物理攻撃が効かない魔物もいたようだが、そんなもの関係なく斬ってきた。
魔王を倒すには魔王城を攻略しなくてはいけない。
ビリビリと刺すような魔力を感じる。
今までになかった魔力だ。
だが、俺にはそんなもの関係ない。
よし、いくぞ。隠居生活のために。
魔王城の扉を開ける。
開ける……
開かない。
おかしいな。
あれ、何で開かないんだ?
勇者来たんですけど…
あれ、ウェルカムじゃないの?
そっか。うーん。
ノックしてみるか?いや、押してダメなら引いてみようか。
…開かない。
困った。
少し辺りを見回すと、インターホンがついている。
インターホン?
【ご用の方はこちらを押して下さい】
あー、はいはい。そういうタイプね。
ピンポーン
【はい、魔王城です。どちら様でしょうか】
…
【あ、勇者ですが】
【勇者様ですね。本日はどのようなご用件でしょうか】
【ご用件……魔王を倒しに…来たんですが】
【かしこまりました。アポイントメントはございますか】
【いや…ないです】
【かしこまりました。
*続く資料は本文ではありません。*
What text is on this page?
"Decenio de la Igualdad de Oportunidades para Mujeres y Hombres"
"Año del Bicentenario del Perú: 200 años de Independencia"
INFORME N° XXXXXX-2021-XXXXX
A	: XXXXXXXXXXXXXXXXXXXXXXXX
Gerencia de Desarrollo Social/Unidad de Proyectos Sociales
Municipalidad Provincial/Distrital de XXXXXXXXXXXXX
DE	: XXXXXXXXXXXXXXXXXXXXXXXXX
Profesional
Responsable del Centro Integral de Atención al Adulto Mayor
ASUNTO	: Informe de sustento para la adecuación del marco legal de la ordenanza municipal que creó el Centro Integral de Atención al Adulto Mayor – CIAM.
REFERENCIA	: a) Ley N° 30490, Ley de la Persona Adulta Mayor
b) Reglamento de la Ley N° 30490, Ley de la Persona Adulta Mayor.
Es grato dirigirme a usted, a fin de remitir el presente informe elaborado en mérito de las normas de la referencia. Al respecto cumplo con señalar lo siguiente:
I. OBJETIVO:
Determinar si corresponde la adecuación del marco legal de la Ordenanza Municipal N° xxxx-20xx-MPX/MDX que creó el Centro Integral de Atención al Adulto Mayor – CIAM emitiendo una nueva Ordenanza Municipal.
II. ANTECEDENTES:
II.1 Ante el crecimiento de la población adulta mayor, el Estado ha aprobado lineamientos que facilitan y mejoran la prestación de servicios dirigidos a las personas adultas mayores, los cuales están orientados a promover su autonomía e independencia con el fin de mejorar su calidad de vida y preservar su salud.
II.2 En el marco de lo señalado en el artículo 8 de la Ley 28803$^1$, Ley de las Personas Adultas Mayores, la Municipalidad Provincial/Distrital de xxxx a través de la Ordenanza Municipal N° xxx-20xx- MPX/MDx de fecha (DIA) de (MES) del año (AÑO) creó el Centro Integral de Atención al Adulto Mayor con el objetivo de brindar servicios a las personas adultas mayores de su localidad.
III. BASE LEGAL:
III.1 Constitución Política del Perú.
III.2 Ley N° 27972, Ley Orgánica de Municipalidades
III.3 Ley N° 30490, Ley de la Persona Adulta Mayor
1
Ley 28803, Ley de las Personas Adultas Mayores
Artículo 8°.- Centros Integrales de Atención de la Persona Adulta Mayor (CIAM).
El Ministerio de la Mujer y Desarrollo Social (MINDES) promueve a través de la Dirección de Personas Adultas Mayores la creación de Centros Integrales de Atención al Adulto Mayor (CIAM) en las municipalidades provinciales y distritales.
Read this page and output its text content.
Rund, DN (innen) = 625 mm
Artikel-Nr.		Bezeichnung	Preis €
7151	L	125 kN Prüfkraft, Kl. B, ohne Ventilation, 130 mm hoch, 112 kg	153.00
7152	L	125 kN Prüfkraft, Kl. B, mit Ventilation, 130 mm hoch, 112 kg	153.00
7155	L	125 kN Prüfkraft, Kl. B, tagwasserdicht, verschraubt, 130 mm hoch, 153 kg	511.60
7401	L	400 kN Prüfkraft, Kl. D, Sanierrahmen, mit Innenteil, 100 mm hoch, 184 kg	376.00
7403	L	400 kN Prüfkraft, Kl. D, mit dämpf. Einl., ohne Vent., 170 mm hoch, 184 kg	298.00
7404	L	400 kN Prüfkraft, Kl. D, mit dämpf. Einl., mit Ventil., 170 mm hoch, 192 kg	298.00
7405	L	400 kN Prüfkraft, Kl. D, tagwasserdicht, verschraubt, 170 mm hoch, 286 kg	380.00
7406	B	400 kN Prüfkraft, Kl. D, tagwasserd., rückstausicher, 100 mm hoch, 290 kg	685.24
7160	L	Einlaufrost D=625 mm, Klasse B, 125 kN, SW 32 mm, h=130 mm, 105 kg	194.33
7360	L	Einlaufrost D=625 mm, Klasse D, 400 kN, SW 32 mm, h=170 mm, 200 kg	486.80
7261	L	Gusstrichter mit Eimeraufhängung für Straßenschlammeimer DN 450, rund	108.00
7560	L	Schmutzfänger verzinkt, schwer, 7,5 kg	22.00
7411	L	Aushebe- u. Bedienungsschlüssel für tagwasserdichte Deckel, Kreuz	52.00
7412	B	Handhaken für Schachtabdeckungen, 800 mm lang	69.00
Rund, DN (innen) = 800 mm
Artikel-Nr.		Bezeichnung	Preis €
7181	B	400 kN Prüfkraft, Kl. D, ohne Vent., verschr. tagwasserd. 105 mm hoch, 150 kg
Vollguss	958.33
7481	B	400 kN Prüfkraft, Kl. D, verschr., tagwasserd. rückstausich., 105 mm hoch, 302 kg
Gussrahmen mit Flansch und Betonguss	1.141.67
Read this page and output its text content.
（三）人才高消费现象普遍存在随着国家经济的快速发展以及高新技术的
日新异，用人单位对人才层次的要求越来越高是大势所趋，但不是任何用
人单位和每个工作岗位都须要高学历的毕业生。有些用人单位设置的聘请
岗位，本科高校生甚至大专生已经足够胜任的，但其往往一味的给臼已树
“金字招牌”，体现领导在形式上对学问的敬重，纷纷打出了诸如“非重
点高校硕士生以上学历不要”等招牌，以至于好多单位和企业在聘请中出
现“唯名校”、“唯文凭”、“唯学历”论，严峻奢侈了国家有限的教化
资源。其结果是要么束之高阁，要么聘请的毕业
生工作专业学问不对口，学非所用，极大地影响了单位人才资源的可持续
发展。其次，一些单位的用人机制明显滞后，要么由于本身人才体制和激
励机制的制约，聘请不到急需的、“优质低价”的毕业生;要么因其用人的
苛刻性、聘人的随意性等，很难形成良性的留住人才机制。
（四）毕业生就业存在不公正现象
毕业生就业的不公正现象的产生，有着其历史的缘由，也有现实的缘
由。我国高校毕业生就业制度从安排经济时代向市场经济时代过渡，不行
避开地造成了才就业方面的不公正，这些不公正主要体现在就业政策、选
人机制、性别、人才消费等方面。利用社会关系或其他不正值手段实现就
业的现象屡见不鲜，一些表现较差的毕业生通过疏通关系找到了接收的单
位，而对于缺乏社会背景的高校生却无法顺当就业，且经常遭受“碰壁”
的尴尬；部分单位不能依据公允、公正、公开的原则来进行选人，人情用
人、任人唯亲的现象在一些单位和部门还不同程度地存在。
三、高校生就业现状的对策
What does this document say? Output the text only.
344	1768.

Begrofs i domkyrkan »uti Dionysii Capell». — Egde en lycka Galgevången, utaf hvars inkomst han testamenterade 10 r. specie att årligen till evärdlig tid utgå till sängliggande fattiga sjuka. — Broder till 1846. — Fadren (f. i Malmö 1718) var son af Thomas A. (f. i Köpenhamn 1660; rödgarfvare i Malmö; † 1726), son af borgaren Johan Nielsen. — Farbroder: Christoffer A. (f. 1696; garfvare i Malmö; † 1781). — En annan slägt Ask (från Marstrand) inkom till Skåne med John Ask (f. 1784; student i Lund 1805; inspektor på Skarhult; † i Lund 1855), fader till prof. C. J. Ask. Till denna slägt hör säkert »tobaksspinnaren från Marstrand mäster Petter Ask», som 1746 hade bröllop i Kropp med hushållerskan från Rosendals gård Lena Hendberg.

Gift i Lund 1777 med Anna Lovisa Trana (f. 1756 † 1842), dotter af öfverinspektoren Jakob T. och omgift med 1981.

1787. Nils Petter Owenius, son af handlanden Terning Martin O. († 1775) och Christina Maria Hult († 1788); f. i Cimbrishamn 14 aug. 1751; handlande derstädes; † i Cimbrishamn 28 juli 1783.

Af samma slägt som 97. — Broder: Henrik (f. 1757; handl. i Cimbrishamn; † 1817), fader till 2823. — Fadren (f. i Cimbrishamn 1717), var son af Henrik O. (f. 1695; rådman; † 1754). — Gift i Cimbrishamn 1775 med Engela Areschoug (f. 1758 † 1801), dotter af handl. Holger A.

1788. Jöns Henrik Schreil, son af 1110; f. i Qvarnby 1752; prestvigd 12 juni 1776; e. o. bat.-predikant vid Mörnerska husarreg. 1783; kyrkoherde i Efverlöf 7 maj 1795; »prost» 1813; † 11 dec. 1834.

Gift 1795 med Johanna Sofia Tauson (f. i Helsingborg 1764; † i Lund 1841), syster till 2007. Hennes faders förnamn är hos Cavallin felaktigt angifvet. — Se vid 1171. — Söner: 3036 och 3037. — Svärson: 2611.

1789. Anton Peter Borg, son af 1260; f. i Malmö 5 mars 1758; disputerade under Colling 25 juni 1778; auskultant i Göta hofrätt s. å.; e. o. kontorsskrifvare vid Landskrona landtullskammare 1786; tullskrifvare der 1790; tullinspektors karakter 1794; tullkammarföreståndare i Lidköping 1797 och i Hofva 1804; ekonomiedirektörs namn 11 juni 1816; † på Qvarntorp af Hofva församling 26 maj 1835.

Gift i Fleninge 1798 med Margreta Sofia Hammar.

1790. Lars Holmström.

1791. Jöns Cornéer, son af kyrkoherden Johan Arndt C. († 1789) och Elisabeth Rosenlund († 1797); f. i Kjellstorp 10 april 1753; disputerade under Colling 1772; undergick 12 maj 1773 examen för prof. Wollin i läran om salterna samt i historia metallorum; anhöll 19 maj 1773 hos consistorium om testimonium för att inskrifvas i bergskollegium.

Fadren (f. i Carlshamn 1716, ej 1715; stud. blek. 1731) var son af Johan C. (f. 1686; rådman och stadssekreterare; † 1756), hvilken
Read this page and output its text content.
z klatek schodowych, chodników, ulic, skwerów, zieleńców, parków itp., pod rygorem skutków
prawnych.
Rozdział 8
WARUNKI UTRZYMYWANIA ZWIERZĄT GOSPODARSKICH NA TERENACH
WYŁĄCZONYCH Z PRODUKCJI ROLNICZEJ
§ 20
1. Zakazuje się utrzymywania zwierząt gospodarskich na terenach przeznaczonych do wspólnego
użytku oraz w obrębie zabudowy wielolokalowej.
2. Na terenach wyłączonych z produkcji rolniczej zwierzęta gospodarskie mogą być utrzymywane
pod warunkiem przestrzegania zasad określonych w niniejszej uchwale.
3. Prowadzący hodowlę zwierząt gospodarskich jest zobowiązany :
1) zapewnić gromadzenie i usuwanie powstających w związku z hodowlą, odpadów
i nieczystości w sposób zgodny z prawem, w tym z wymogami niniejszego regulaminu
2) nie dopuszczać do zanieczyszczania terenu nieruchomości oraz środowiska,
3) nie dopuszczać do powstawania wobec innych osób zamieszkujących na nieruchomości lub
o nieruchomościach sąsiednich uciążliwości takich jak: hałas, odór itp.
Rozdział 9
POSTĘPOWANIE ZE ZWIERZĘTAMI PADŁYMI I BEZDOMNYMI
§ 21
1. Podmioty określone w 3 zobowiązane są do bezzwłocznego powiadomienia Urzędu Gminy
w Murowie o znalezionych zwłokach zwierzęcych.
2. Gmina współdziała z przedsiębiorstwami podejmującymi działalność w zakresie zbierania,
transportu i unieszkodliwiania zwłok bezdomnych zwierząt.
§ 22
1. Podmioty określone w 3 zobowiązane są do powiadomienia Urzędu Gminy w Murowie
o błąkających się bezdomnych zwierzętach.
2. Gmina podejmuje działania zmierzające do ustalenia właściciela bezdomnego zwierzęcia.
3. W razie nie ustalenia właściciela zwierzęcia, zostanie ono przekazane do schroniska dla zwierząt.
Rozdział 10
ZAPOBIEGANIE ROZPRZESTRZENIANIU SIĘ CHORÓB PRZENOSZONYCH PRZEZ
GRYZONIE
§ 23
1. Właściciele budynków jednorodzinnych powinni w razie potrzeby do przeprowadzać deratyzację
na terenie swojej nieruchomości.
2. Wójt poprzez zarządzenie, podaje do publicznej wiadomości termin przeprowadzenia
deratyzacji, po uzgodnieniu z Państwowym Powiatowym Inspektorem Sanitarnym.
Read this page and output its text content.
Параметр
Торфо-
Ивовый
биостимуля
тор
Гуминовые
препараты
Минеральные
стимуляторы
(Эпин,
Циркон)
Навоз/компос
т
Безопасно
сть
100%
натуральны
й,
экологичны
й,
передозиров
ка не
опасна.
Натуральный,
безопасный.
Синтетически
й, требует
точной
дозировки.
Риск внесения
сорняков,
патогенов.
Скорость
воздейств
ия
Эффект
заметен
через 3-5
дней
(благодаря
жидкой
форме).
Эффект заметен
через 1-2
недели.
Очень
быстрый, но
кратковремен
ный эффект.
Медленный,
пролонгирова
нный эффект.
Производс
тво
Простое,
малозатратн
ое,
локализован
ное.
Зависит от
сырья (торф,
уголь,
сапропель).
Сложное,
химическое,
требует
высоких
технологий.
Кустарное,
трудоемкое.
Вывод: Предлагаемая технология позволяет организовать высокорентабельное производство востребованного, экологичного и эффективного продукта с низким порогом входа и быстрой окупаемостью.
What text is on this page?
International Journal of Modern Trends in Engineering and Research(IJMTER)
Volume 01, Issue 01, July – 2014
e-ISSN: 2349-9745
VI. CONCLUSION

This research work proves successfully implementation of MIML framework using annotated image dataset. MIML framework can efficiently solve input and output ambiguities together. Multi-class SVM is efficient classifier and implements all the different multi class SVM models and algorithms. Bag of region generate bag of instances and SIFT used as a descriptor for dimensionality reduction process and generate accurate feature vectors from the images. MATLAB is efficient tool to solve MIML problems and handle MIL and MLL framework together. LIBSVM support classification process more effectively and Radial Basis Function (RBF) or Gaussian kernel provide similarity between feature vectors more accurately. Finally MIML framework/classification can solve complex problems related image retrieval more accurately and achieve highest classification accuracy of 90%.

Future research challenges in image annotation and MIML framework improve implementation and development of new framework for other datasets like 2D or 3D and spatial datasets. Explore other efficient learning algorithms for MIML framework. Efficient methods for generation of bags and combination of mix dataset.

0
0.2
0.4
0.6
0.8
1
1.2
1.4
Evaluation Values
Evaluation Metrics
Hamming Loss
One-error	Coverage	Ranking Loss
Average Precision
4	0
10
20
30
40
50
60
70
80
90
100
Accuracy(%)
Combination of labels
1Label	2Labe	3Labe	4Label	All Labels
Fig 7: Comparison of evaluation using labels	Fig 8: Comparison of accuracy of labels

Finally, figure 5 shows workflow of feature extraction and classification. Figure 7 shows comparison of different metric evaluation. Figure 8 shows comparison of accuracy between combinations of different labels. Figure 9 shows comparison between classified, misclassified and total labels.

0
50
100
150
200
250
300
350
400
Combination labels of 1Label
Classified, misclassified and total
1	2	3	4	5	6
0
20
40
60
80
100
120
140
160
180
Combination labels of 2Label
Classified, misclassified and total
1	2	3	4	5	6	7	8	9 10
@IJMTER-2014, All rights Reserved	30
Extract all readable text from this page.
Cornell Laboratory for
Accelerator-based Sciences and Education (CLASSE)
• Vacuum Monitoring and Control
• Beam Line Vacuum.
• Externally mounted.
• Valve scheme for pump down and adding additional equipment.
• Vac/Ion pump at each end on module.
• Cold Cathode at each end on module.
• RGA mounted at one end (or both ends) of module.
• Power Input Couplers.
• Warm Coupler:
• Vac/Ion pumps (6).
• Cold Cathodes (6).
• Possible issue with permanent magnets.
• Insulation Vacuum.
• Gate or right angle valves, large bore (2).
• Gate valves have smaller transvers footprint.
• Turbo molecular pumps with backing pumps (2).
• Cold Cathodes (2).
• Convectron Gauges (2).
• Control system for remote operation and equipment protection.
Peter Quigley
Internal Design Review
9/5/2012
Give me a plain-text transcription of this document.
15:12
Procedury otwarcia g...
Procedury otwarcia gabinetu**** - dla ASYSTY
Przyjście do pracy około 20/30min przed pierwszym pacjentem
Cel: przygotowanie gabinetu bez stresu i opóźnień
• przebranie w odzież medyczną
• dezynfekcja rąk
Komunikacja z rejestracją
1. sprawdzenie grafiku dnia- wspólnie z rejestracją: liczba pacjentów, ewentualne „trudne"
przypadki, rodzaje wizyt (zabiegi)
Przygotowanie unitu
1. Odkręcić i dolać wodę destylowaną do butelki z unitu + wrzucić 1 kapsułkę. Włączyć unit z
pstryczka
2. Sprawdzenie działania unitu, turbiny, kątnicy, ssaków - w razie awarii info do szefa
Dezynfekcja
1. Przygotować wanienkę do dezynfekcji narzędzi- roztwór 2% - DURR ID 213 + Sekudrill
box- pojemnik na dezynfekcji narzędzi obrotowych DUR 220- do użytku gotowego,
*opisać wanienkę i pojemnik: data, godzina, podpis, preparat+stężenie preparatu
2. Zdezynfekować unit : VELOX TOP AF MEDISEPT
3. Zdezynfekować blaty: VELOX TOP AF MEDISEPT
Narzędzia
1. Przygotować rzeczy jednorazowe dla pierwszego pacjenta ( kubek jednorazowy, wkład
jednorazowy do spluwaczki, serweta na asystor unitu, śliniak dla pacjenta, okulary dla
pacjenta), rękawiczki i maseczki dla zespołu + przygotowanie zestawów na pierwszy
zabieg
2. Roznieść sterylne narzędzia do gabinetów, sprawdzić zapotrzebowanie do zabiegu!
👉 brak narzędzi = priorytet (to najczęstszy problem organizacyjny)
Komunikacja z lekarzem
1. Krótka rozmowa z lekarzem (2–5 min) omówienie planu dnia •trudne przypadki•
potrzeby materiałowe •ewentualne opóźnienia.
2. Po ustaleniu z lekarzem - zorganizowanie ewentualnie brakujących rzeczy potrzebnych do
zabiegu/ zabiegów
少々お待ち下さい】
…
なんだこれ。
扉をバーンと開けて魔物斬って魔王倒す流れじゃないのか。
【お待たせいたしました】
【あ、はい】
【本日、魔王は待機しておりますので、どうぞお入り下さい】
そうして扉が開いた。
何かもう疲れたし、やる気がなくなった。
え、魔王城ってこんなんなの?
ちょっとした企業みたいな受付なのに雑だし、待機ってなんだよ。シフト制なのか?
魔王城に入り、薄暗い通路を歩きながら考えていた。
俺、帰ろうかな。
魔物斬りたいし、魔王倒したいのになぁ。
思ってたのと違う。自販機あるし。
帰る……いや~…帰るかぁ。帰る…遠いんだよなぁ。
せっかく来たんだしなぁ。
ズバッと斬って倒すまで我慢するかぁ。
お土産買って帰りたいしなぁ…
お土産?
土産屋まであるよ…
仕方ない。魔王まんじゅうでも帰りに買ってかえるか。